Das indisch-chinesische Verhältnis ist seit Jahren angespannt
Deshalb dürfte die Ankündigung zum neuen Infrastrukturprojekt in Peking mit Argwohn aufgenommen worden sein. Das indisch-chinesische Verhältnis gilt nicht erst seit der Ankündigung von Xi Jinping, dem G20-Gipfel in Indien fernzubleiben, als angespannt. Der bereits seit den 60er-Jahren schwelende Grenzkonflikt beider Länder flammte 2020 wieder auf. Seitdem gibt es immer wieder Zusammenstöße zwischen chinesischen und indischen Truppen in den unwirklichen Höhen im indisch-chinesischen Grenzgebiet.

Tatsächlich hatte Peking unlängst eine Karte veröffentlicht, auf der die nordindische Provinz Arunachal Pradesh und das umstrittene Aksai-Chin-Plateau plötzlich China zugerechnet wurden: „Das ist so, als würde Frankreich eine offizielle Karte veröffentlichen, in der das Saarland zu Frankreich gehört“, sagt der Leiter des Indienbüros der Konrad-Adenauer-Stiftung, Adrian Haack, der Berliner Zeitung.
Und weiter: „Durch die Neue Seidenstraße wird Indien nicht nur an seiner langen Nordgrenze, sondern auch durch zahlreiche Häfen eingekreist. Die Sicherheitslage könnte ungünstiger nicht sein“. Der Handelskorridor zu Europa könnte Indien dabei helfen, dieser Einkreisung etwas entgegenzusetzen und im Konfliktfall mit China eigene Handelswege nutzen zu können.
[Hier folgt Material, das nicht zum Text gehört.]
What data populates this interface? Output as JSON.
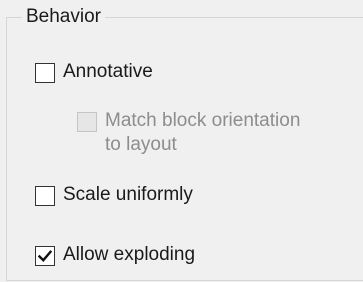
{
  "group": {
    "title": "Behavior"
  },
  "options": [
    {
      "label": "Annotative",
      "checked": false,
      "enabled": true
    },
    {
      "label_line1": "Match block orientation",
      "label_line2": "to layout",
      "checked": false,
      "enabled": false
    },
    {
      "label": "Scale uniformly",
      "checked": false,
      "enabled": true
    },
    {
      "label": "Allow exploding",
      "checked": true,
      "enabled": true
    }
  ],
  "icons": {
    "checkmark": "checkmark-icon"
  }
}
Dazu kommt: Indien wird für Europa als Wirtschaftsraum immer wichtiger. Mit einem Wirtschaftswachstum von 7 Prozent im Jahr 2022 lässt Indien im zweiten Jahr in Folge China hinter sich. „Ein Teil des Wirtschaftssektors Indiens läuft unter dem Radar. Wenn man alles erfassen könnte, wäre Indien womöglich schon die viertgrößte Volkswirtschaft der Welt“, sagt Haack.
Es gibt allerdings auch einen Wehrmutstropfen: „In Indien fehlt eine breite Mittelschicht, etwa die Hälfte der Bevölkerung nimmt kaum Anteil an Indiens Aufschwung. Aus Sicht eines deutschen Unternehmers gibt es lediglich um die 700 Millionen Inder, die als Konsumenten in Frage kommen.“
Manish Tewari fordert mehr Solidarität mit Indien
In Indien wächst die Sorge vor einer dauerhaften Auseinandersetzung mit China. „Die Beziehungen sind offensichtlich nicht normal. Seit 2020 überschreitet China regelmäßig die Grenzline zu Indien. Trotzdem hätten wir erwartet, dass sowohl China als auch Russland am multilateralen Forum teilnehmen, letztlich haben alle ein Interesse daran, die globale Friedensordnung wiederherzustellen“, sagt der indische Parlamentsabgeordnete Manish Tewari unmittelbar vor dem G20-Gipfel der Berliner Zeitung.